Als Ableger des Warner-Studios wurde Warner Bros. Records 1958 gegründet. Schon in den 60er-Jahren
entwickelte sich das Label zu einem eigenen kleinen Medienkonzern. Dazu trugen Künstler wie Peter, Paul
& Mary, Frank Sinatra, Grateful Dead oder James Taylor bei. Später folgten Acts wie Fleetwood Mac,
Prince und Madonna. Das Soundtrackgeschäft lief zu dieser Zeit nur so nebenher. Ein Nummer-Eins-Album wie
Eric Weissbergs Dueling Banjos, die Bluegrass-Filmmusik zu John Boormans Deliverance,
war 1973 ein reiner Glücksfall. Die zwei zeitlichen Eckpfeiler des Pakets zeigen die Entwicklung auf, Alex
Norths kammermusikalischer Score zu Whos Afraid of Virginia Woolf und Ry Cooders stimmungsvolle
Paris, Texas-Musik. Alex North gehörte Mitte der Sixties zu den letzten Überlebenden des
sinfonischen golden age of film music, als der Bottleneck-Gitarrist und Musikologe Ry Cooder (Buena
Vista Social Club) gerade seine ersten Erfolge feierte, als Studiomusiker und homo warnerensis
der ersten Stunde.
Die jazzigen Sixties
Während die mitteleuropäischen Komponisten der alten Schule wie Miklos Rozsa oder Franz Waxman immer
mehr an den Rand gedrängt wurden, importierte Hollywood eine neue modernere Generation aus
Europa, Michel Legrand illustrierte melancholisch den Summer of 42 und Ennio Morricone begleitete
den zweiten Exorcist so atonal bei seiner Arbeit wie der Amerikaner Jerry Goldsmith seine Outland-Killer.
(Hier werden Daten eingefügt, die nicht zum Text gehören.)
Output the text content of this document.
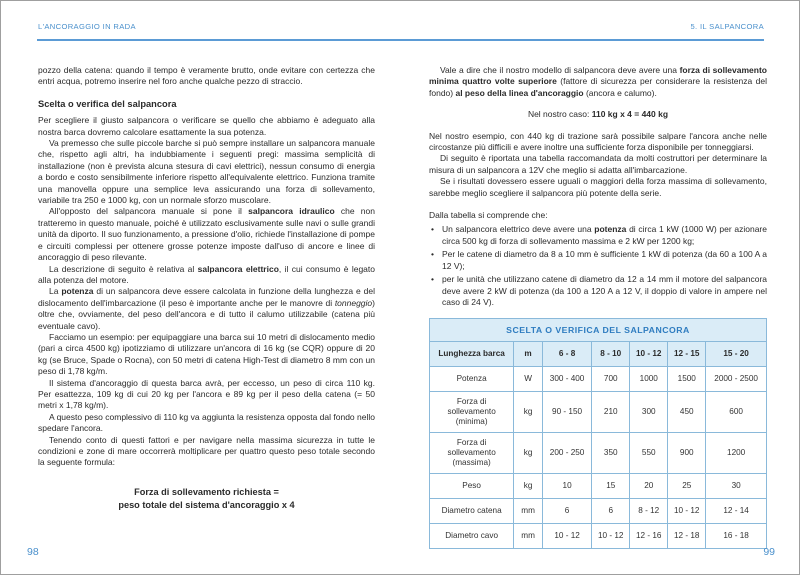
L'ANCORAGGIO IN RADA	5. IL SALPANCORA

pozzo della catena: quando il tempo è veramente brutto, onde evitare con certezza che entri acqua, potremo inserire nel foro anche qualche pezzo di straccio.

Scelta o verifica del salpancora

Per scegliere il giusto salpancora o verificare se quello che abbiamo è adeguato alla nostra barca dovremo calcolare esattamente la sua potenza.

Va premesso che sulle piccole barche si può sempre installare un salpancora manuale che, rispetto agli altri, ha indubbiamente i seguenti pregi: massima semplicità di installazione (non è prevista alcuna stesura di cavi elettrici), nessun consumo di energia a bordo e costo sensibilmente inferiore rispetto all'equivalente elettrico. Funziona tramite una manovella oppure una semplice leva assicurando una forza di sollevamento, variabile tra 250 e 1000 kg, con un normale sforzo muscolare.

All'opposto del salpancora manuale si pone il salpancora idraulico che non tratteremo in questo manuale, poiché è utilizzato esclusivamente sulle navi o sulle grandi unità da diporto. Il suo funzionamento, a pressione d'olio, richiede l'installazione di pompe e circuiti complessi per ottenere grosse potenze imposte dall'uso di ancore e linee di ancoraggio di peso rilevante.

La descrizione di seguito è relativa al salpancora elettrico, il cui consumo è legato alla potenza del motore.

La potenza di un salpancora deve essere calcolata in funzione della lunghezza e del dislocamento dell'imbarcazione (il peso è importante anche per le manovre di tonneggio) oltre che, ovviamente, del peso dell'ancora e di tutto il calumo utilizzabile (catena più eventuale cavo).

Facciamo un esempio: per equipaggiare una barca sui 10 metri di dislocamento medio (pari a circa 4500 kg) ipotizziamo di utilizzare un'ancora di 16 kg (se CQR) oppure di 20 kg (se Bruce, Spade o Rocna), con 50 metri di catena High-Test di diametro 8 mm con un peso di 1,78 kg/m.

Il sistema d'ancoraggio di questa barca avrà, per eccesso, un peso di circa 110 kg. Per esattezza, 109 kg di cui 20 kg per l'ancora e 89 kg per il peso della catena (= 50 metri x 1,78 kg/m).

A questo peso complessivo di 110 kg va aggiunta la resistenza opposta dal fondo nello spedare l'ancora.

Tenendo conto di questi fattori e per navigare nella massima sicurezza in tutte le condizioni e zone di mare occorrerà moltiplicare per quattro questo peso totale secondo la seguente formula:

Forza di sollevamento richiesta =
peso totale del sistema d'ancoraggio x 4

Vale a dire che il nostro modello di salpancora deve avere una forza di sollevamento minima quattro volte superiore (fattore di sicurezza per considerare la resistenza del fondo) al peso della linea d'ancoraggio (ancora e calumo).

Nel nostro caso: 110 kg x 4 = 440 kg

Nel nostro esempio, con 440 kg di trazione sarà possibile salpare l'ancora anche nelle circostanze più difficili e avere inoltre una sufficiente forza disponibile per tonneggiarsi.

Di seguito è riportata una tabella raccomandata da molti costruttori per determinare la misura di un salpancora a 12V che meglio si adatta all'imbarcazione.

Se i risultati dovessero essere uguali o maggiori della forza massima di sollevamento, sarebbe meglio scegliere il salpancora più potente della serie.

Dalla tabella si comprende che:

• Un salpancora elettrico deve avere una potenza di circa 1 kW (1000 W) per azionare circa 500 kg di forza di sollevamento massima e 2 kW per 1200 kg;
• Per le catene di diametro da 8 a 10 mm è sufficiente 1 kW di potenza (da 60 a 100 A a 12 V);
• per le unità che utilizzano catene di diametro da 12 a 14 mm il motore del salpancora deve avere 2 kW di potenza (da 100 a 120 A a 12 V, il doppio di valore in ampere nel caso di 24 V).
SCELTA O VERIFICA DEL SALPANCORA						
Lunghezza barca	m	6 - 8	8 - 10	10 - 12	12 - 15	15 - 20
Potenza	W	300 - 400	700	1000	1500	2000 - 2500
Forza di sollevamento (minima)	kg	90 - 150	210	300	450	600
Forza di sollevamento (massima)	kg	200 - 250	350	550	900	1200
Peso	kg	10	15	20	25	30
Diametro catena	mm	6	6	8 - 12	10 - 12	12 - 14
Diametro cavo	mm	10 - 12	10 - 12	12 - 16	12 - 18	16 - 18
98	99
Ansonsten war die Traumfabrik nun voll in der Hand von Musikern aus der Jazz-Szene, die frischen Wind in die
Studios brachten: J. J. Johnson (Cleopatra Jones), Quincy Jones (Dollar$), Jerry Fielding
(The Gauntlet) und vor allem der hier mit gleich drei Soundtracks vertretene Lalo Schifrin (Bullitt,
The Fox, Enter the Dragon) dominierten das Geschehen.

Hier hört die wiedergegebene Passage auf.